Between January and mid-May 2011, over 117,000 people were displaced and almost 1,400 killed in South Sudan alone, more deaths than in all of 2010.
“The people of South Sudan voted overwhelmingly for independence, and they have much to celebrate on July 9,” said Alistair Gee, Executive Director of Act for Peace, the international aid agency of the National Council of Churches in Australia.
“It is a tragedy that this joy is being marred by violence and atrocities and the very real fear of a return to civil war.”
Across the whole of South Sudan, there are massive challenges to long-term development, stability and security, including deeply rooted poverty, high rates of illiteracy and a lack of physical infrastructure. For the people of South Sudan, including the worldwide South Sudanese diaspora, independence has been hard won following decades of war.
Currently, there are around 27,000 South Sudanese people living in Australia, of which more than 9,000 voted in the January referendum.
One of the voters was David Nyuol Vincent, a community development worker in Melbourne, who was born in Warrap state in South Sudan and arrived in Australia as a refugee in August 2004.
Mr Vincent’s journey to safety in Australia included 16 years living in refugee camps in Ethiopia and Kenya. On arrival in Australia, he participated in Act for Peace’s Healing Trail program, which links refugees to church communities for support and community-building activities.
“Independence means that I can finally put my past to rest. Many of my friends were killed fighting for independence for South Sudan — this new freedom will mean their death has a meaning,” Mr Vincent said.
Mr Vincent has recently returned from six months in South Sudan, where he worked on reconciliation, peace building and development projects. In Australia, he is running peace and conflict training for young Sudanese people. “The independence of South Sudan should have meant that my family back home are safe now.”
Act for Peace’s project partner, the Sudan Council of Churches (SCC), played a vital role in the lead-up to the January 2011 referendum on self-determination, conducting peace assessments and delivering training and civic education to ensure voting was peaceful and fair.
The SCC’s General Secretary, the Rev.
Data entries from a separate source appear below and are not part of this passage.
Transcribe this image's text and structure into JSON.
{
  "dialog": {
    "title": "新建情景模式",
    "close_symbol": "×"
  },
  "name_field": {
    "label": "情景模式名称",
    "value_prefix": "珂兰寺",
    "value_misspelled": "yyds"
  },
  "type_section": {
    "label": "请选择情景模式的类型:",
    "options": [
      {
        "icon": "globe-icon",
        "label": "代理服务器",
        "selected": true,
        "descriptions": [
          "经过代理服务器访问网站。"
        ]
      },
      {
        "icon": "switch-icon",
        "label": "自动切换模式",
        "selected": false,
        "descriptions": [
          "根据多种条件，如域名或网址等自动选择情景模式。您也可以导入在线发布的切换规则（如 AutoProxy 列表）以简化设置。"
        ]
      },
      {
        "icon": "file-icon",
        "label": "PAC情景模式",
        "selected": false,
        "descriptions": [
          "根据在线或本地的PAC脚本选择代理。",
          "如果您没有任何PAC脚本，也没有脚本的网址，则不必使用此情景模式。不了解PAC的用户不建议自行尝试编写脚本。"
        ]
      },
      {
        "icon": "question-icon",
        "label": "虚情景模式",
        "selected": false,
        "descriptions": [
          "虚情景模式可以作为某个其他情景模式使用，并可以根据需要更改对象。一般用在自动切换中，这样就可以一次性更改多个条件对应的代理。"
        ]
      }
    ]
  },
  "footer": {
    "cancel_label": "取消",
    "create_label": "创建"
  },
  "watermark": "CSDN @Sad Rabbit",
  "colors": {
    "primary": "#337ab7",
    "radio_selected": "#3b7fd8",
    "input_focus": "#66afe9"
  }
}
Ramadan Chan Liol, said that the organisation plans to engage local communities, politicians and the government in consultations in order to bring lasting peace in the troubled border regions between northern and southern Sudan.
“The SCC is renewing its efforts and commitment to mediate between warring groups,” he said.
“With less than a week until South Sudan’s independence, the international community must reaffirm its commitment to support the people of both North and South Sudan,” said Alistair Gee. “For the Australian Government, this means working with the African Union and the international community to support humanitarian efforts, protect civilians and develop sustainable peacekeeping plans.”